Pourquoi ? Parce que le mobile est l’outil roi de la distraction fragmentée. Une notification, un message, un short sur YouTube, un post sur Insta, on ne fait que picorer. Même lorsque l’on est focalisé sur une tâche, on n’est jamais à l’abri d’une notification à moins d’avoir activé le mode « Ne pas déranger ».

Ce n’est donc pas l’écran en soi qui est toxique, mais la nature des interactions que le smartphone encourage : des sollicitations permanentes et brèves qui ne laissent aucun répit à notre attention.

Pourquoi nos outils de « Bien-être numérique » se trompent

Si vous utilisez les outils de contrôle de temps d’écran sur Android ou iOS, vous avez sans doute remarqué qu’ils se focalisent presque exclusivement sur la limitation du temps total ou le blocage d’applications spécifiques. Or, l’étude d’Aalto indique que « l’association entre la durée en ligne et la surcharge informationnelle est plutôt faible sur mobile et inexistante sur ordinateur ».

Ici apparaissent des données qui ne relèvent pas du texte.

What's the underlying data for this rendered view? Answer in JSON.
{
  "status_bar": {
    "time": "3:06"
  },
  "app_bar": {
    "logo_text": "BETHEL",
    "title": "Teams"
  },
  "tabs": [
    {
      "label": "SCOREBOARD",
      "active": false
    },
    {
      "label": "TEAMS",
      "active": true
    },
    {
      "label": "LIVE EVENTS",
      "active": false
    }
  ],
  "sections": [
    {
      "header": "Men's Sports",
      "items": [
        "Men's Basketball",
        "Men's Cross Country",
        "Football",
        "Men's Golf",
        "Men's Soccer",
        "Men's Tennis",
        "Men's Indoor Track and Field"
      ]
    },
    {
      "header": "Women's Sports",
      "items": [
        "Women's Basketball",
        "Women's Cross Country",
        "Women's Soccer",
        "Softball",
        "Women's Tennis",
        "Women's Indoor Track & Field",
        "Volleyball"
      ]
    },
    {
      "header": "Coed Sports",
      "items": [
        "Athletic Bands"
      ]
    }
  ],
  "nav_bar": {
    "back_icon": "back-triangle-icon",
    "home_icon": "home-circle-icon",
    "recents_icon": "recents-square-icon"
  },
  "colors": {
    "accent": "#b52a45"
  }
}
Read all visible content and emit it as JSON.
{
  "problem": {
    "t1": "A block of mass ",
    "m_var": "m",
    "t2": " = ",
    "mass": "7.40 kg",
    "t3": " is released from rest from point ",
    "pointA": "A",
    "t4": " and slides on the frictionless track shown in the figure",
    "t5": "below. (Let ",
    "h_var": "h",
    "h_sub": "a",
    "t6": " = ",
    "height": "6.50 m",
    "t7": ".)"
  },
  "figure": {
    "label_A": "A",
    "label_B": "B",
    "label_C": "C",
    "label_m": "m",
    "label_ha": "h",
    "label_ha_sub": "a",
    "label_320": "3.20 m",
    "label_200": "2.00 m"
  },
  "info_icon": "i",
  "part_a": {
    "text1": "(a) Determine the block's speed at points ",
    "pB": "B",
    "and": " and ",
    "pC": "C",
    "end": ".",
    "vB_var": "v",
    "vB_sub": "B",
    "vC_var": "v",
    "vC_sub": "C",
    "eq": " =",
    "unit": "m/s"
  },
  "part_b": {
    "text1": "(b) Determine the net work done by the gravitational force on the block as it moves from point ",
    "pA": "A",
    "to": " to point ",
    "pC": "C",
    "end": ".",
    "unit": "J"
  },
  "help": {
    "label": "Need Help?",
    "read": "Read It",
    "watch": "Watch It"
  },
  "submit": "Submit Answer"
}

Pour les chercheurs, cette approche est dépassée. Ils suggèrent de repenser ces interfaces pour qu’elles puissent « atténuer l’utilisation de courte durée en surveillant et en bloquant la fragmentation des sessions ».

L’enjeu est de protéger notre capacité de traitement, qui est structurellement limitée. L’étude rappelle d’ailleurs que la capacité de traitement de l’information humaine est estimée à environ « dix bits par seconde ». En multipliant les micro-sessions, nous saturons instantanément ce canal.

Le conseil des scientifiques est simpliste : « Arrêtez de jouer avec votre téléphone et déconnectez-vous ».